During the elections to the council this year concern was raised about the apparent secrecy in decision making in the OIC. Steve Sankey, now a Green councillor said during the campaign:

“There are many issues that are debated by councillors and officers in secret, and I’m wondering whether obfuscation is becoming more prevalent.”

“Like many of you I feel that too many decisions made by OIC are behind closed doors and secretive, including for example important decisions about local services, such as the Language Unit, and the future of the short-sea crossing from Burwick. This has to stop. Transparency and good communication are vital.”

At the recent visit to Orkney of the Rural, Economic, and Connectivity Committee (RECC) of the Scottish Parliament council representatives from both Orkney and Shetland were quizzed by MSPs about the openness of decision making in the Island Authorities.

The MSPs had held meetings with local organisations during the day and the issue of local decision making had been raised with them.

Islands (Scotland) Bill

Image © Scottish Parliamentary Corporate Body – 2017. Licensed under the Scottish Parliament Copyright Licence Credit Andrew Cowan/Scottish Parliament

 Being questioned by John Finnie MSP on the accountability of independent councillors, James Stockan replied that they were ‘accountable at every election‘.

What If More Powers Come To The Islands?

With the Islands Bill currently making its way through the Scottish Parliament and the proposed Islands Plan how decisions are made in Orkney will affect our lives in the islands even more.

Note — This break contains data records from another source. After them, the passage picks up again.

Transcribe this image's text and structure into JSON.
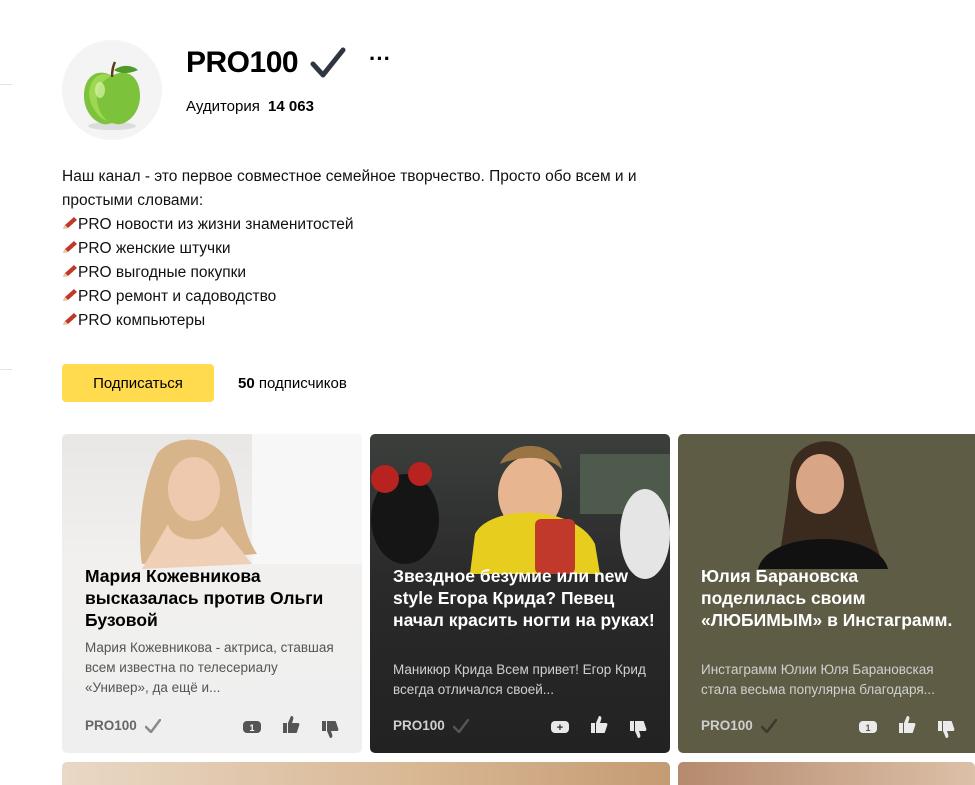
{
  "channel": {
    "name": "PRO100",
    "audience_label": "Аудитория",
    "audience_value": "14 063",
    "more_label": "···"
  },
  "description": {
    "intro": "Наш канал - это первое совместное семейное творчество. Просто обо всем и и простыми словами:",
    "items": [
      "PRO новости из жизни знаменитостей",
      "PRO женские штучки",
      "PRO выгодные покупки",
      "PRO ремонт и садоводство",
      "PRO компьютеры"
    ]
  },
  "subscribe": {
    "button_label": "Подписаться",
    "count": "50",
    "count_label": "подписчиков"
  },
  "cards": [
    {
      "title": "Мария Кожевникова высказалась против Ольги Бузовой",
      "snippet": "Мария Кожевникова - актриса, ставшая всем известна по телесериалу «Универ», да ещё и...",
      "source": "PRO100",
      "comments": "1",
      "theme": "light",
      "bg_color": "#f0efef"
    },
    {
      "title": "Звездное безумие или new style Егора Крида? Певец начал красить ногти на руках!",
      "snippet": "Маникюр Крида Всем привет! Егор Крид всегда отличался своей...",
      "source": "PRO100",
      "comments": "+",
      "theme": "dark",
      "bg_color": "#2b2b2b"
    },
    {
      "title": "Юлия Барановска поделилась своим «ЛЮБИМЫМ» в Инстаграмм.",
      "snippet": "Инстаграмм Юлии Юля Барановская стала весьма популярна благодаря...",
      "source": "PRO100",
      "comments": "1",
      "theme": "dark",
      "bg_color": "#5e5c44"
    }
  ],
  "colors": {
    "accent_yellow": "#ffdb4d",
    "check_dark": "#2f3640"
  }
}
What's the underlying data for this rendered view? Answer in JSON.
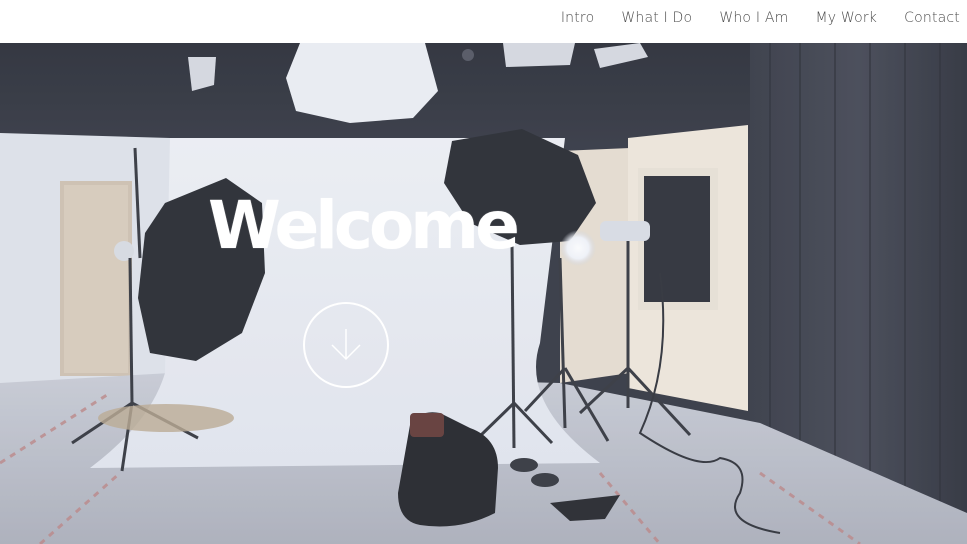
{
  "nav": {
    "items": [
      {
        "label": "Intro"
      },
      {
        "label": "What I Do"
      },
      {
        "label": "Who I Am"
      },
      {
        "label": "My Work"
      },
      {
        "label": "Contact"
      }
    ]
  },
  "hero": {
    "title": "Welcome",
    "scroll_icon": "arrow-down-icon",
    "background_image": "photo-studio-icon"
  },
  "colors": {
    "nav_background": "#ffffff",
    "nav_text": "#4b4b4b",
    "hero_text": "#ffffff"
  }
}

The Islands Bill (Islands Proofing and the Islands Plan) has been described as being potentially ‘transformational’ by Leader of the OIC James Stockan. Additional revenues would also accrue to the OIC from the management of the Crown Estate when it is passed over to the council.

Openness in decision making, lobbying, procurement and the accountability of councillors are all important elements in how services are delivered in Orkney. Engaging in consultations is one aspect of this. Being aware of what your local councillor  and council is doing in your name will become increasingly essential as more powers are devolved to Orkney.